Sometimes, there are reasons--far fewer people shoot pics with dedicated cameras today for obvious reasons. But sometimes, things that were a novelty just get boring for most.
- Because it wasn't making any money.
- Machine transcriptions are obviously better than they used to be. But requiring perfect human transcriptions in this day and age would IMO be unreasonable for most purposes.
Certainly machine transcriptions are used these days for purposes that most intelligent people would judge to be perfectly reasonable.
- And you probably don't have the chops to write screenplays like Aaron Sorkin and almost certainly won't develop them from a video.
- Gym membership for many.
- I agree.
There are a lot of activities that you can get the basics of pretty quickly given some natural abilities/talents/interest.
But most adults won't have the time or inclination to spend hundreds of hours (and probably money) on often rather boring exercises to reach the next level of an activity like playing an instrument.
- I largely disagree. If you look at the people involved (and what they said at the time), I think there was a legitimate "We can rethink higher education" which obviously didn't happen for a variety of reasons.
It mostly morphed to corporate training and courses for people who already had Masters degrees.
- It's not clear to me that independent tutors are generally getting rich. But there clearly are activities that benefit from individual training. I imagine music is one of those. But that mostly probably falls into the luxury goods category.
- You need forced exercises, you need grading, you need something of a schedule. Not to say people can't do it.
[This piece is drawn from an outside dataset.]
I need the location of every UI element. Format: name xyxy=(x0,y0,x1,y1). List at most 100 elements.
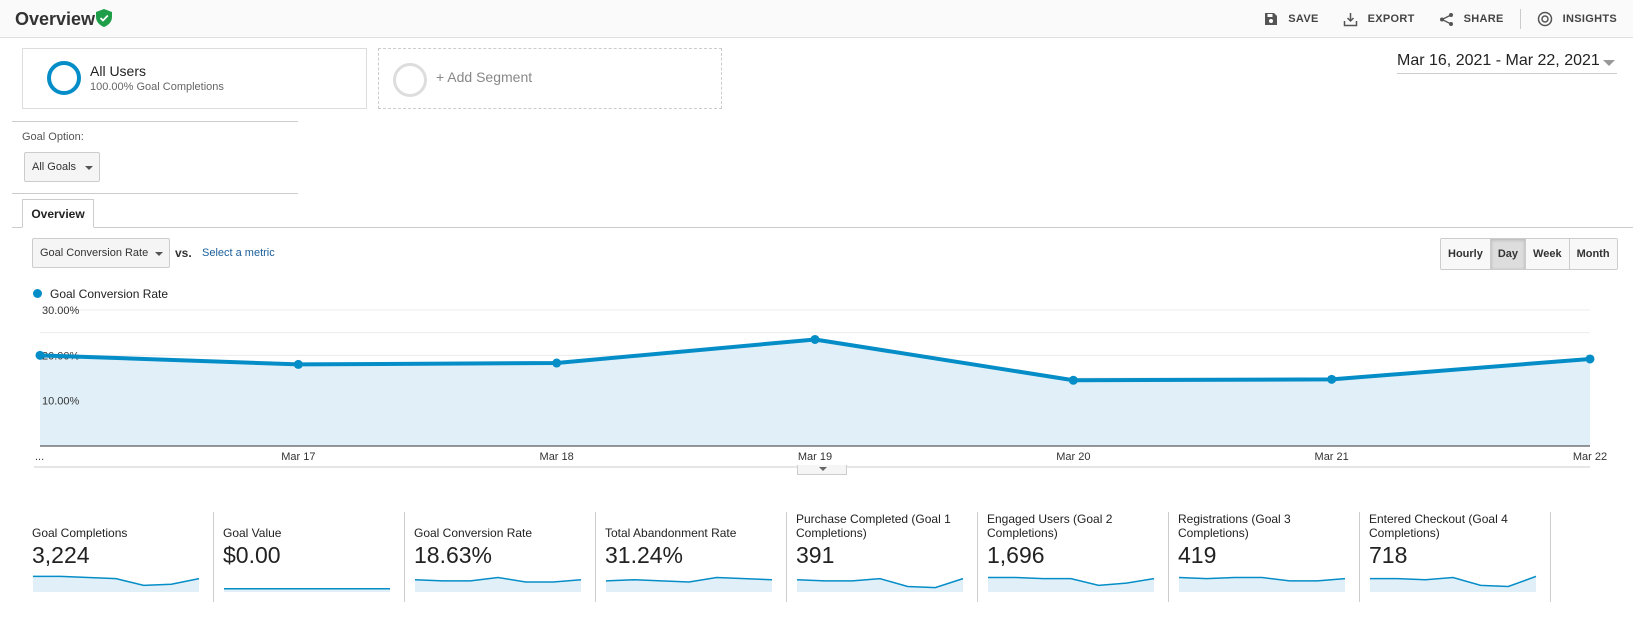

But, especially for difficult material, even a lot of motivated people won't.
I mean I remember what undergrad (and grad school) was like and I'm pretty sure doing that independently and optionally would be tough.
- You and I may not like it, but the reality is that so much of "education" is about certifications. And MOOC certifications were never worth much. I have taken unrequired training courses over the years and did other self-guided training, but a LOT of online training was never worth much as a formal certification thing and that's where a lot of the money goes. (Look at executive MBA programs vs. online courses.)
- You're probably in the small minority at least when it comes to forking over material dollars. Most people spending money, at least beyond trade paperback range, are probably looking for something that has at least a plausible connection to real income.